On Suffering

  • You attain a vision of life characteristic of the saint.
  • The saint sees the suffering all around the world and identifies with it.
  • Suffering is not something particular to this individual, it is a condition of the world that everyone must live in. You gain a view of the whole and you identify with this whole.

I sat down on a park bench one day. A man in a mechanical wheelchair came up next to me. I asked him how his day was going and he told me he did not know. We started a conversation. He gave vague answers in between incoherence and repeated himself many times. He was drinking a can of beer and smoking. I found out that he also abuses drugs, and that he had an apartment near the park. I asked him how he got his injuries, he had burns all over his body, and his hands were deformed. He gave a vague answer, “My clothes burned on top of me”, it seemed like he wanted to drop the subject.

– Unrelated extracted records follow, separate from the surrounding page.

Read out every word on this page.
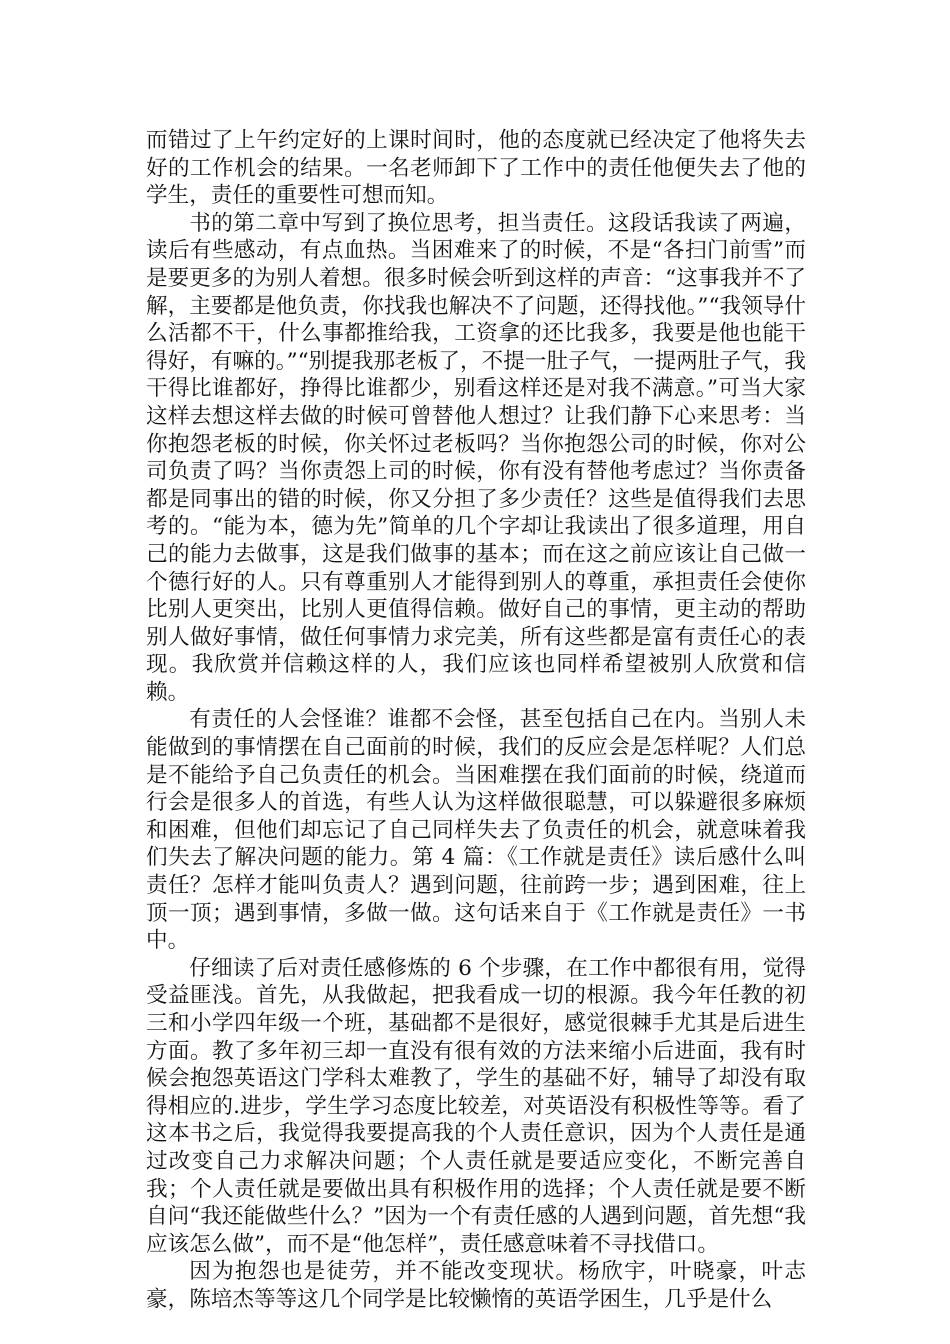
而错过了上午约定好的上课时间时，他的态度就已经决定了他将失去好的工作机会的结果。一名老师卸下了工作中的责任他便失去了他的学生，责任的重要性可想而知。

书的第二章中写到了换位思考，担当责任。这段话我读了两遍，读后有些感动，有点血热。当困难来了的时候，不是“各扫门前雪”而是要更多的为别人着想。很多时候会听到这样的声音：“这事我并不了解，主要都是他负责，你找我也解决不了问题，还得找他。”“我领导什么活都不干，什么事都推给我，工资拿的还比我多，我要是他也能干得好，有嘛的。”“别提我那老板了，不提一肚子气，一提两肚子气，我干得比谁都好，挣得比谁都少，别看这样还是对我不满意。”可当大家这样去想这样去做的时候可曾替他人想过？让我们静下心来思考：当你抱怨老板的时候，你关怀过老板吗？当你抱怨公司的时候，你对公司负责了吗？当你责怨上司的时候，你有没有替他考虑过？当你责备都是同事出的错的时候，你又分担了多少责任？这些是值得我们去思考的。“能为本，德为先”简单的几个字却让我读出了很多道理，用自己的能力去做事，这是我们做事的基本；而在这之前应该让自己做一个德行好的人。只有尊重别人才能得到别人的尊重，承担责任会使你比别人更突出，比别人更值得信赖。做好自己的事情，更主动的帮助别人做好事情，做任何事情力求完美，所有这些都是富有责任心的表现。我欣赏并信赖这样的人，我们应该也同样希望被别人欣赏和信赖。

有责任的人会怪谁？谁都不会怪，甚至包括自己在内。当别人未能做到的事情摆在自己面前的时候，我们的反应会是怎样呢？人们总是不能给予自己负责任的机会。当困难摆在我们面前的时候，绕道而行会是很多人的首选，有些人认为这样做很聪慧，可以躲避很多麻烦和困难，但他们却忘记了自己同样失去了负责任的机会，就意味着我们失去了解决问题的能力。第 4 篇：《工作就是责任》读后感什么叫责任？怎样才能叫负责人？遇到问题，往前跨一步；遇到困难，往上顶一顶；遇到事情，多做一做。这句话来自于《工作就是责任》一书中。

仔细读了后对责任感修炼的 6 个步骤，在工作中都很有用，觉得受益匪浅。首先，从我做起，把我看成一切的根源。我今年任教的初三和小学四年级一个班，基础都不是很好，感觉很棘手尤其是后进生方面。教了多年初三却一直没有很有效的方法来缩小后进面，我有时候会抱怨英语这门学科太难教了，学生的基础不好，辅导了却没有取得相应的.进步，学生学习态度比较差，对英语没有积极性等等。看了这本书之后，我觉得我要提高我的个人责任意识，因为个人责任是通过改变自己力求解决问题；个人责任就是要适应变化，不断完善自我；个人责任就是要做出具有积极作用的选择；个人责任就是要不断自问“我还能做些什么？”因为一个有责任感的人遇到问题，首先想“我应该怎么做”，而不是“他怎样”，责任感意味着不寻找借口。

因为抱怨也是徒劳，并不能改变现状。杨欣宇，叶晓豪，叶志豪，陈培杰等等这几个同学是比较懒惰的英语学困生，几乎是什么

I later pressed him again on how it happened, and he said his track suit melted into his skin while he was sleeping because of a fire in his apartment about 10 years ago. He said he was a pizza chef at a restaurant before the accident and now he is on government benefits. We got onto the topic of entertainment and video games and he said he plays phone games in his apartment because he cannot really play other games because of his deformed hands. Other than that, he just sits and talks with people while under the influence of substances.

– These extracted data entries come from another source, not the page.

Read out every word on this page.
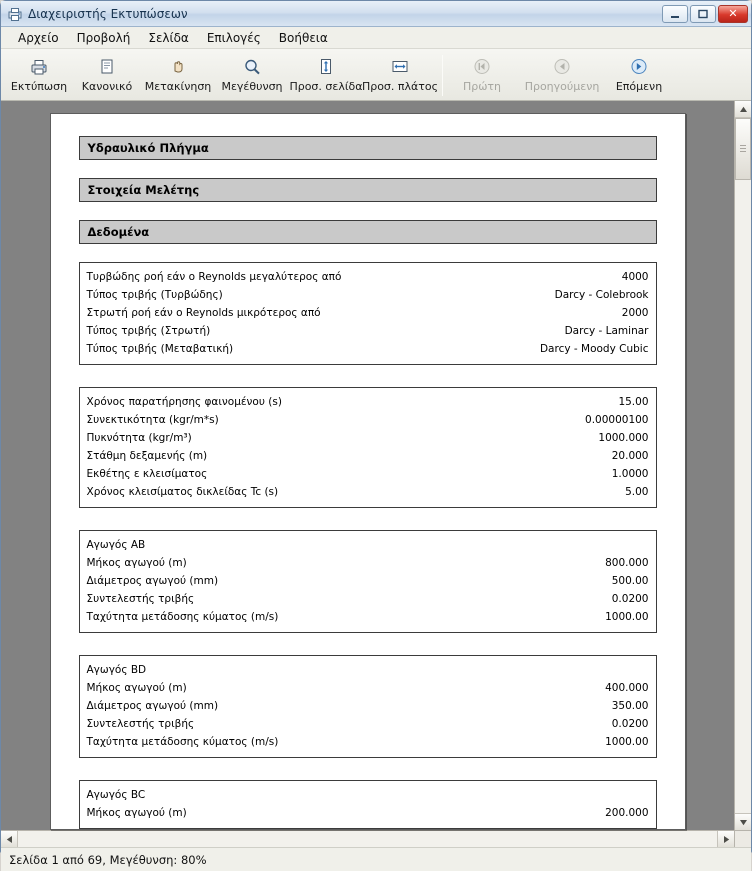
Διαχειριστής Εκτυπώσεων	✕
Αρχείο	Προβολή	Σελίδα	Επιλογές	Βοήθεια
Εκτύπωση Κανονικό Μετακίνηση Μεγέθυνση Προσ. σελίδα Προσ. πλάτος Πρώτη Προηγούμενη Επόμενη
Υδραυλικό Πλήγμα
Στοιχεία Μελέτης
Δεδομένα
Τυρβώδης ροή εάν ο Reynolds μεγαλύτερος από	4000
Τύπος τριβής (Τυρβώδης)	Darcy - Colebrook
Στρωτή ροή εάν ο Reynolds μικρότερος από	2000
Τύπος τριβής (Στρωτή)	Darcy - Laminar
Τύπος τριβής (Μεταβατική)	Darcy - Moody Cubic
Χρόνος παρατήρησης φαινομένου (s)	15.00
Συνεκτικότητα (kgr/m*s)	0.00000100
Πυκνότητα (kgr/m³)	1000.000
Στάθμη δεξαμενής (m)	20.000
Εκθέτης ε κλεισίματος	1.0000
Χρόνος κλεισίματος δικλείδας Tc (s)	5.00
Αγωγός AB
Μήκος αγωγού (m)	800.000
Διάμετρος αγωγού (mm)	500.00
Συντελεστής τριβής	0.0200
Ταχύτητα μετάδοσης κύματος (m/s)	1000.00
Αγωγός BD
Μήκος αγωγού (m)	400.000
Διάμετρος αγωγού (mm)	350.00
Συντελεστής τριβής	0.0200
Ταχύτητα μετάδοσης κύματος (m/s)	1000.00
Αγωγός BC
Μήκος αγωγού (m)	200.000
Σελίδα 1 από 69, Μεγέθυνση: 80%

The experience of talking with this man left a pretty lasting impression on me. There is a Schopenhauerian idea of “Willing” and how you could escape the need to desire. You can’t will this to happen because that is using the will that you are trying to escape from. You have to be lucky and just experience something that makes you detach from willing. One way he mentions is the sort of “saint” or saintly personality that sees suffering all around them and identifies with it and gains an understanding that suffering is not something particular to this individual, but a condition of the world that you are a apart of and you have to live inside of. You gain a view of suffering as a whole and you identify with this whole.


I came to an understanding while talking to this man that there is nothing that he did to get into the situation he is in, and that there is nothing you can do to prevent this or something equally horrific and paralyzing from happening to you, it is a condition of the world, not the individual. Through a sort of selfish fear, I came to realize the Schopenhauerian saintly idea, that nobody around you, including your friends, children, or family are ever free from suffering or the possibility of grand suffering.


There is an ever present possibility of death and suffering in every person’s life, including your own.

“Consider the insect on your path; a slight, unconscious turning of your step is decisive as to its life or death. Look at the wood-snail, without any means of flight, of defence, of deception, of concealment, a ready prey for all. Look at the fish carelessly playing in the still open net; the frog restrained by its laziness from the flight which might save it; the bird that does not know of the falcon that soars above it; the sheep which the wolf eyes and examines from the thicket. All these, provided with little foresight, go about guilelessly among the dangers that threaten their existence every moment. Since now nature exposes its organisms, constructed with such inimitable skill, not only to the predatory instincts of the stronger, but also to the blindest chance, to the humour of every fool, the mischievousness of every child without reserve, it declares that the annihilation of these individuals is indifferent to it, does it no harm, has no significance, and that in these cases the effect is of no more importance than the cause.”

Arthur Schopenhauer – The World as Will and Idea (Vol. 3 of 3) Chapter 27. Page 256.